The proposal sponsored by Republican Sen. Mike Bell of Riceville was approved 6-3 in the Senate Transportation Committee.
Thirty-one states allow riding without a helmet, Bell said.
Under his proposal, a person would be required to have $25,000 in additional medical coverage, a minimum two-year motorcycle license, have taken a motorcycle riding course, and be at least 25 years old.
The purchase of a $50 sticker to go on the helmet would also be required. Forty dollars of that would go to trauma centers.
Supporters have questioned the safety benefits of helmets and argued that ending the law would boost motorcycle tourism to Tennessee.
Opponents say not wearing a helmet will lead to more deaths and higher costs to trauma hospitals.

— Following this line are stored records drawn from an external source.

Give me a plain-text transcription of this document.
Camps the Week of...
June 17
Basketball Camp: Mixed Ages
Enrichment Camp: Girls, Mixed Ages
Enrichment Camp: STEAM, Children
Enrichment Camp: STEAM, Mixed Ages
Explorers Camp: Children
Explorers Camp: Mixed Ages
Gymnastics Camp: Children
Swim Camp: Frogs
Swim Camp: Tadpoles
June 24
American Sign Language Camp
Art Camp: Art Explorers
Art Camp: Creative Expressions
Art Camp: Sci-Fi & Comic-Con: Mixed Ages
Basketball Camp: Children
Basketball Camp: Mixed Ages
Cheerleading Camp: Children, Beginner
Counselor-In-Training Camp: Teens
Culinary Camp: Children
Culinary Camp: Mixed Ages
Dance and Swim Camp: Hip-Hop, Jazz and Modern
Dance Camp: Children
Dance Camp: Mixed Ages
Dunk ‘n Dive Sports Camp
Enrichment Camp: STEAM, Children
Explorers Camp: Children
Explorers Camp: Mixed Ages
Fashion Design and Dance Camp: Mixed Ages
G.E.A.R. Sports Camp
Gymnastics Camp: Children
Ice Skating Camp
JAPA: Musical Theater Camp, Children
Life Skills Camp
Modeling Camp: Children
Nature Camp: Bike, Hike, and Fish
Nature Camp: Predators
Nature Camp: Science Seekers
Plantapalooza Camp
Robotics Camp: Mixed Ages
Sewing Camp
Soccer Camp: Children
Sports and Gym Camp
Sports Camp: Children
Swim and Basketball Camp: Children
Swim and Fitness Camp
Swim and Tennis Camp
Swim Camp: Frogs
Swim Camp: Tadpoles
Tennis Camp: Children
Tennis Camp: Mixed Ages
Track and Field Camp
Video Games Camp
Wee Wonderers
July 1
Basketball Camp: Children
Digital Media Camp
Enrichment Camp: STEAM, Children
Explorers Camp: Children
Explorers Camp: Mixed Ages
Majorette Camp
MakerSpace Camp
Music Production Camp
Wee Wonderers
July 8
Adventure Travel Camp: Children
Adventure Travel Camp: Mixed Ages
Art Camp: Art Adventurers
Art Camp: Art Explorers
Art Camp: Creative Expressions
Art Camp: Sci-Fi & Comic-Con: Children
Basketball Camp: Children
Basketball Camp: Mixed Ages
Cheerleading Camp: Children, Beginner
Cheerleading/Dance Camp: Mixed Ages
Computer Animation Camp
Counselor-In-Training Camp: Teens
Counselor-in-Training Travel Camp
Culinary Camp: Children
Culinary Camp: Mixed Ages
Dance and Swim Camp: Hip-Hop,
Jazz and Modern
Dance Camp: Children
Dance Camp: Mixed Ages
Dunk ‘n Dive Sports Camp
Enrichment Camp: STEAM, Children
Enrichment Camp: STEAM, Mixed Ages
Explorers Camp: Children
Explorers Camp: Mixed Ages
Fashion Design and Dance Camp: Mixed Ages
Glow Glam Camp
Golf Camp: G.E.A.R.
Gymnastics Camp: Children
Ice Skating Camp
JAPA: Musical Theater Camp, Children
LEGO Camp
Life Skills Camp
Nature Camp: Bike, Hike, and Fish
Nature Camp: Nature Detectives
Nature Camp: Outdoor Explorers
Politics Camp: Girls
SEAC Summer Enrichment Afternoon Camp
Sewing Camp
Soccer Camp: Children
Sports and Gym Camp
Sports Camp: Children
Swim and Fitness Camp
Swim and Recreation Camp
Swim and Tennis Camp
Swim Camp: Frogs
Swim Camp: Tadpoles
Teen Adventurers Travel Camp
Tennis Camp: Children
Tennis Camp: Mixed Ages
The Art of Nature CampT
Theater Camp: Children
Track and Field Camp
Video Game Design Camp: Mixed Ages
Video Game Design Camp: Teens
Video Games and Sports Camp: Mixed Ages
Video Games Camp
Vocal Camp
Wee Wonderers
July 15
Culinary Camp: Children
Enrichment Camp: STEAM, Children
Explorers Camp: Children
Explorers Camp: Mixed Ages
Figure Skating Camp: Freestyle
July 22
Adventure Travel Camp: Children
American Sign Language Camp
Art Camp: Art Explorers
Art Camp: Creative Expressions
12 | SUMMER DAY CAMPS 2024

Sen. Todd Gardenhire testified before the committee and said his district has one of the top trauma hospitals in the state and that it would be among those affected if the proposal becomes law.
“Even with helmets on, there’s an enormous cost to the trauma centers that have to pay indigent care,” said the Chattanooga Republican, who wore a motorcycle helmet during his testimony. “And that’s just not fair.”
The measure is one of at least 22 bills Haslam has given so-called “philosophical flags,” stating that an administration representative will seek a meeting with the lawmaker for discussion.
Bell said after the vote that he’s received flag letters from the Republican governor before.
“I understand the governor doesn’t like the bill,” Bell said. “But this bill has passed the Senate at least on two prior occasions, and I expect it’s got a good chance to pass the Senate again.”
A similar proposal was withdrawn from the legislative process last year.
At the time, a legislative analysis of the measure projected that changing the law would lead to an increase in traumatic brain injuries, carrying a $1.1 million price tag for TennCare, the state’s expanded Medicaid program.